Conospermum spectabile is a species of flowering plant in the family Proteaceae and is endemic to the south-west of Western Australia. It is an erect, compact shrub with S-shaped leaves that are circular in cross section, and panicles of woolly white and blue, tube-shaped flowers.

==Description==
Conspermum spectabile is an erect, compact shrub that typically grows to a height of up to 80 cm. Its leaves are S-shaped, circular in cross-section, 15–22 mm long and 0.2–0.4 mm wide with scattered hairs. The flowers are arranged in panicles on the ends of branches, with D-shaped bracteoles 4.5–7 mm long, 3–4 mm wide and glabrous. The flowers are white and blue, forming a tube 7–10 mm long, covered with woolly hairs. The upper lip is broadly egg-shaped, 1.0–1.5 mm long and 2.5–3.0 mm wide, the upper lobe 1.5–2.0 mm long and 0.25–0.5 mm wide. The lower lip is joined for 0.7–1 mm long, with lobes 0.25–0.50 mm long and 1–2 mm wide. Flowering occurs from October to November.

==Taxonomy==
Conospermum spectabile was first formally described in 1995 in the Flora of Australia from specimens collected by Charles Gardner in the Stirling Range in 1934. The specific epithet (spectabile) means 'remarkable' or 'spectacular'.

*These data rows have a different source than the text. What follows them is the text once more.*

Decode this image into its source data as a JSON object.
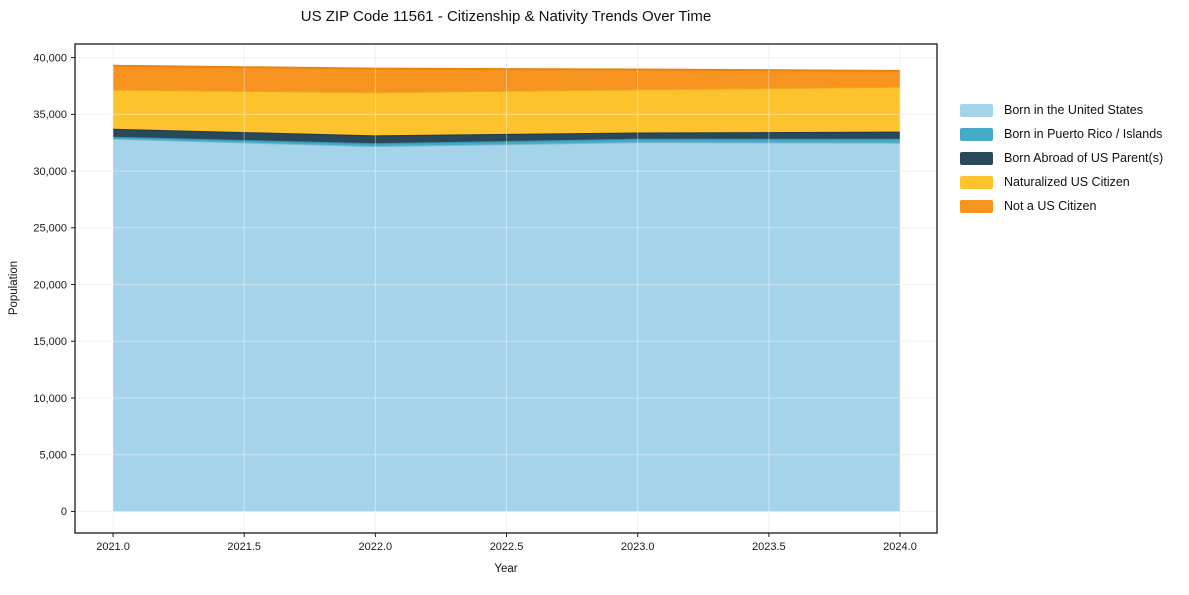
{
  "title": "US ZIP Code 11561 - Citizenship & Nativity Trends Over Time",
  "axes": {
    "xlabel": "Year",
    "ylabel": "Population",
    "xtick_labels": [
      "2021.0",
      "2021.5",
      "2022.0",
      "2022.5",
      "2023.0",
      "2023.5",
      "2024.0"
    ],
    "ytick_labels": [
      "0",
      "5,000",
      "10,000",
      "15,000",
      "20,000",
      "25,000",
      "30,000",
      "35,000",
      "40,000"
    ]
  },
  "legend": {
    "position": "outside-right",
    "items": [
      {
        "label": "Born in the United States",
        "color": "#a5d3e9"
      },
      {
        "label": "Born in Puerto Rico / Islands",
        "color": "#45aac4"
      },
      {
        "label": "Born Abroad of US Parent(s)",
        "color": "#29485c"
      },
      {
        "label": "Naturalized US Citizen",
        "color": "#fdc32d"
      },
      {
        "label": "Not a US Citizen",
        "color": "#f7941f"
      }
    ]
  },
  "chart_data": {
    "type": "area",
    "stacked": true,
    "title": "US ZIP Code 11561 - Citizenship & Nativity Trends Over Time",
    "xlabel": "Year",
    "ylabel": "Population",
    "x": [
      2021,
      2022,
      2023,
      2024
    ],
    "xticks": [
      2021.0,
      2021.5,
      2022.0,
      2022.5,
      2023.0,
      2023.5,
      2024.0
    ],
    "yticks": [
      0,
      5000,
      10000,
      15000,
      20000,
      25000,
      30000,
      35000,
      40000
    ],
    "xlim": [
      2020.855,
      2024.141
    ],
    "ylim": [
      -1900,
      41200
    ],
    "grid": true,
    "legend_position": "outside-right",
    "series": [
      {
        "name": "Born in the United States",
        "color": "#a5d3e9",
        "edge_color": "#7ab7d3",
        "values": [
          32850,
          32200,
          32550,
          32500
        ]
      },
      {
        "name": "Born in Puerto Rico / Islands",
        "color": "#45aac4",
        "edge_color": "#3495af",
        "values": [
          180,
          250,
          300,
          350
        ]
      },
      {
        "name": "Born Abroad of US Parent(s)",
        "color": "#29485c",
        "edge_color": "#1e3a4b",
        "values": [
          700,
          700,
          550,
          630
        ]
      },
      {
        "name": "Naturalized US Citizen",
        "color": "#fdc32d",
        "edge_color": "#efa51f",
        "values": [
          3450,
          3800,
          3800,
          3950
        ]
      },
      {
        "name": "Not a US Citizen",
        "color": "#f7941f",
        "edge_color": "#e8830f",
        "values": [
          2100,
          2080,
          1750,
          1400
        ]
      }
    ]
  }
}
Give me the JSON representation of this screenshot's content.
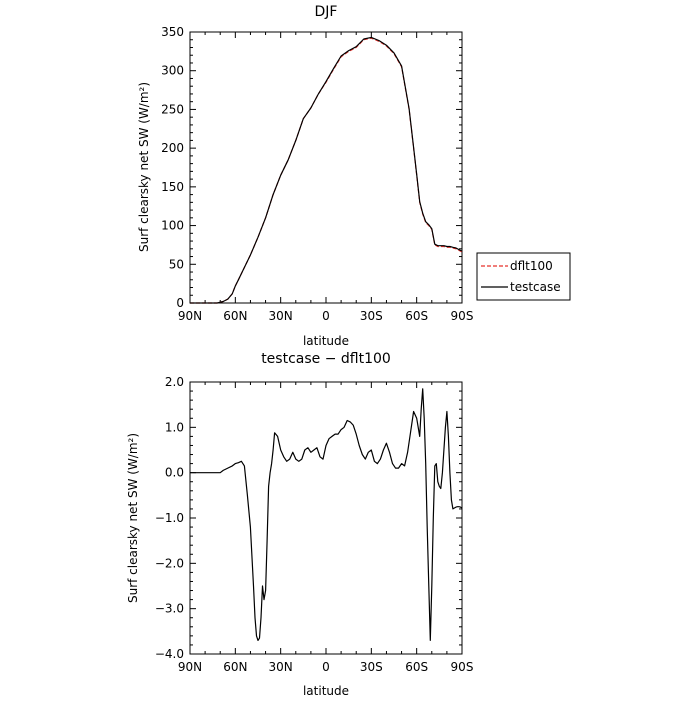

==Distribution and habitat==
This species of Conospermum is restricted to the Stirling Range in the Avon Wheatbelt and Esperance Plains bioregions of south-western Western Australia, where it grows in sandy soils.

==Conservation status==
Conospermum spectabile is listed as "Priority Two" by the Government of Western Australia Department of Biodiversity, Conservation and Attractions, meaning that it is poorly known and from one or a few locations.